The basic inquiry for purposes of summary judgment is whether the evidence presents a sufficient disagreement to require submission to a jury or whether it is so one-sided that one party must prevail as a matter of law. Quick v. Donaldson Co., Inc., 90 F.3d 1372, 1376 (8th Cir.1996). The moving party has the initial burden of demonstrating to the Court that there are no genuine issues of material fact. If the moving party has met this burden, the non-moving party cannot simply rest on the mere denials or allegations in the pleadings. Instead, the non-moving party must set forth specific facts showing that there are genuine issues for trial. Fed. R.Civ.P. 56(e). A mere trace of evidence supporting the non-movant’s position is insufficient. Instead, the facts must generate evidence from which a jury could reasonably find for the non-moving party. Anderson v. Liberty Lobby, Inc., 477 U.S. 242, 252, 106 S.Ct. 2505, 91 L.Ed.2d 202 (1986).
The Plaintiffs have set forth three alleged instances that resulted in the unlawful release of information: (1) the disclosure of incomplete Patient Care Components (“PCCs”) by Lisa Patnaude Belgarde, Sonia Zerr, and Emily Davis to Georgia Artz; (2) the disclosure of the Georgia Artz memorandum by Ray Grandbois to Tribal Chairman Richard Monette, and (3) the disclosure of a list of Tylox prescriptions by Georgia Artz and Marilyn Delorme to various Tribal Council members during a meeting at the Skydancer Hotel. In order to state a claim for a violation of the Privacy Act, the Plaintiffs must show: (1) IHS disclosed protected information, (2) the information was retrieved from a system of records maintained by IHS and (3) IHS acted intentionally and willfully when releasing the information.

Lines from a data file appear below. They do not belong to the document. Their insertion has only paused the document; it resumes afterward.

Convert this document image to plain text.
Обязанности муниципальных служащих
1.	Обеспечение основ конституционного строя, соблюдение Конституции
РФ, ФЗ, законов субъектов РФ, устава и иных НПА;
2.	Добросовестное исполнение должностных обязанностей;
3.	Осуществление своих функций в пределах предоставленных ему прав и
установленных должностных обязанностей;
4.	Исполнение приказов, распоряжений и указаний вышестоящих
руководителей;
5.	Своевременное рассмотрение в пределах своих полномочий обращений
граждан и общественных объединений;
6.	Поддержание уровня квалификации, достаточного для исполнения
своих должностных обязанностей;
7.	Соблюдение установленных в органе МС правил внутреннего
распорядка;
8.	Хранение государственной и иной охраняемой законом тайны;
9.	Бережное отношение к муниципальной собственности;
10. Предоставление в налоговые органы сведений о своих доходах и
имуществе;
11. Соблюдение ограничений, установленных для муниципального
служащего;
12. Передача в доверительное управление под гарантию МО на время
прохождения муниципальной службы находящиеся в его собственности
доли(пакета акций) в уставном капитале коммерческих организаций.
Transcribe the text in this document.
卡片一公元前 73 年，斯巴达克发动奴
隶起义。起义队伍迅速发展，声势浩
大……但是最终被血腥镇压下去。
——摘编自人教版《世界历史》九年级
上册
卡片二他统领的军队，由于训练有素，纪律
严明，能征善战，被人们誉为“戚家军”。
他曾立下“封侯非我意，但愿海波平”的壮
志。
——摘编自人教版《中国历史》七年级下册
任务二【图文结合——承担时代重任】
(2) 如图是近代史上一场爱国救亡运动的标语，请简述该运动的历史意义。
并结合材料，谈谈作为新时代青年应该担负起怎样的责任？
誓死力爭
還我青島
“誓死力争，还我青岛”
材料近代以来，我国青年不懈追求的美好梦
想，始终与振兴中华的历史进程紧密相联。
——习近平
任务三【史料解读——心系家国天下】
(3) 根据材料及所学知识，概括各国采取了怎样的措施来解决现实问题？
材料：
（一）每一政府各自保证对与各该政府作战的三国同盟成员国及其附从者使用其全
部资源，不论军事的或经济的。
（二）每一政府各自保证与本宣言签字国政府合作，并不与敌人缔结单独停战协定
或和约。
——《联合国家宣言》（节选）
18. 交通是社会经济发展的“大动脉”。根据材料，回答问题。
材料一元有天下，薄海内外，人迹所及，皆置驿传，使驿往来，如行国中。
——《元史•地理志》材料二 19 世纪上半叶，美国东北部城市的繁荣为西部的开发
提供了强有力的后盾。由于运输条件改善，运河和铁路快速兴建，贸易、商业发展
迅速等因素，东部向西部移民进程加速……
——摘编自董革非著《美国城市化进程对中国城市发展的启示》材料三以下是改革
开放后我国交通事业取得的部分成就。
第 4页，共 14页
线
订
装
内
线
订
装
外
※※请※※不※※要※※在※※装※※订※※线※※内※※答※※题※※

A. DISCLOSURE BY LISA PATNA-DUE BELGARDE, SONIA ZERR & EMILY DAVIS
As for the alleged disclosure of incomplete Patient Care Components (“PCCs”) by Lisa Patnaude Belgarde, Sonia Zerr, and Emily Davis to Georgia Artz, Title 5, Section 552a(b)(l) of the United States Code authorizes the intra-agency disclosure of a record to those officers and *1111employees who have a need for the record in the performance of their duties. It is undisputed that Artz was a member of the Risk Management Team and served on the Governing Board of IHS. It is also undisputed that Belgarde, Zerr, and Davis had informed their immediate supervisor of their concerns and no action was taken. In addition, the actions of Belgarde, Zerr, and Davis were clearly in accordance with the protocol set forth in the Quentin Bur-dick Memorial Health Care Facility Compliance Plan, which states as follows:
First and foremost if you are asked to participate in any conduct you believe is wrong or questionable, don’t do it until you are convinced the conduct is appropriate. If in doubt, ASK until you get an answer that makes sense. You can ask:
A: Your immediate supervisor. If you do not feel comfortable about discussing it with your supervisor, go to the next level.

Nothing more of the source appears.